Hunting for Herd Immunity: Proving Elusive in New York
After being one of the hardest hit U.S. cities by COVID-19 in the spring, New York City has taken a cautious approach to reopening. The City has experienced three months of relatively low case rates, but earlier this week Mayor de Blasio and Governor Cuomo started ringing alarm bells about rising case rates and rates of positive tests in some neighborhoods.
Ongoing SARS-CoV-2 antibody surveys in the City indicate 20–30% of the population may have been infected. As a result, at least one study has identified New York City as area that may have already reached herd immunity. On the other hand, two more recent studies of the pandemic in other countries (one study of several middle-income and developing countries, and one of Manaus, Brazil) suggest herd immunity was only reached when 50% or more of the population had been infected.

The Mayor and Governor identified nine neighborhoods in New York City where positive test rates were high. The prevalence of antibodies in the population in these new hot-spots range from 21–44%. At the high end of that range is Borough Park, which has had the second highest percent of its population (among New York neighborhoods) test positive for antibodies.

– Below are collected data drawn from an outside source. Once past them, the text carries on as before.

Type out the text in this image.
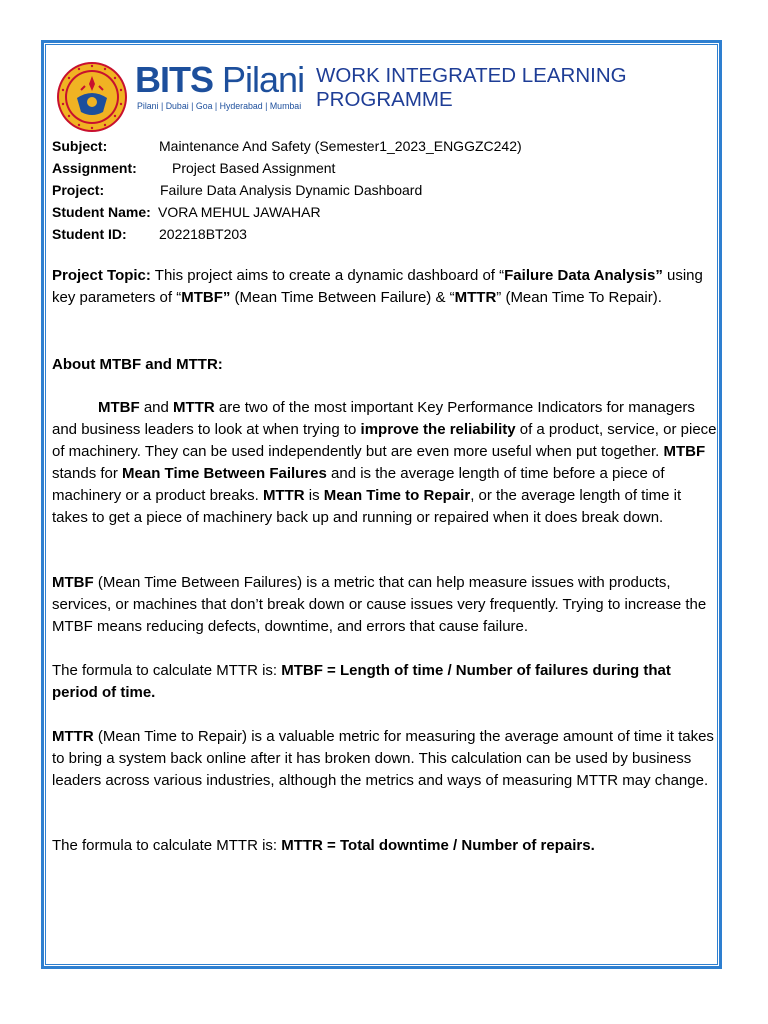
BITS Pilani
Pilani | Dubai | Goa | Hyderabad | Mumbai
WORK INTEGRATED LEARNING PROGRAMME
Subject:	Maintenance And Safety (Semester1_2023_ENGGZC242)
Assignment:	Project Based Assignment
Project:	Failure Data Analysis Dynamic Dashboard
Student Name: VORA MEHUL JAWAHAR
Student ID: 202218BT203
Project Topic: This project aims to create a dynamic dashboard of “Failure Data Analysis” using key parameters of “MTBF” (Mean Time Between Failure) & “MTTR” (Mean Time To Repair).
About MTBF and MTTR:
MTBF and MTTR are two of the most important Key Performance Indicators for managers and business leaders to look at when trying to improve the reliability of a product, service, or piece of machinery. They can be used independently but are even more useful when put together. MTBF stands for Mean Time Between Failures and is the average length of time before a piece of machinery or a product breaks. MTTR is Mean Time to Repair, or the average length of time it takes to get a piece of machinery back up and running or repaired when it does break down.
MTBF (Mean Time Between Failures) is a metric that can help measure issues with products, services, or machines that don’t break down or cause issues very frequently. Trying to increase the MTBF means reducing defects, downtime, and errors that cause failure.
The formula to calculate MTTR is: MTBF = Length of time / Number of failures during that period of time.
MTTR (Mean Time to Repair) is a valuable metric for measuring the average amount of time it takes to bring a system back online after it has broken down. This calculation can be used by business leaders across various industries, although the metrics and ways of measuring MTTR may change.
The formula to calculate MTTR is: MTTR = Total downtime / Number of repairs.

To get a further sense of how these hot spots compared to other NYC neighborhoods, I compared the antibody prevalence in the population to the recent rate of positive PCR tests for all of the City zip codes (similar to what I did for Spain).

This shows that five of the nine identified hotspots have positive rates above 30% in antibody tests putting them all in the top quartile (eight of the nine hot spots are above the median for antibody positive rate).
These hotspots have emerged only in the last few weeks and it is too early to tell how the case trends may develop. If the models estimating that New York City may have reached herd immunity were accurate, however, eight of these hot-spot neighborhoods should locally have achieved herd immunity, even if activity had returned to pre-pandemic levels. Yet mobility data for Queen’s and Bronx counties (which include the hotspot neighborhoods) remain well below the pre-pandemic baseline, and restaurants only this week returned to any indoor service in the City (at 25% of capacity).
Hopefully, cases in these areas will quickly peak and begin to fall again without the City having to re-impose restrictions. But if they continue to rise in these hard-hit neighborhoods, that would not only further undermine the lower projections of herd immunity, but also begin to raise the question of how long immunity lasts after infection.
For transparency, I also plotted the antibody prevalence rates in the neighborhoods against the case rate per 100,000 population for the most recent week (ending September 24). The neighborhoods with the high positive rates on PCR tests do not yet stand out in terms of case rate. Presumably the public health officials identified the hot spot neighborhoods because they have found a high PCR positivity rate to be more indicative of potential rising trends than higher case rates. But this is also a question worth exploring more.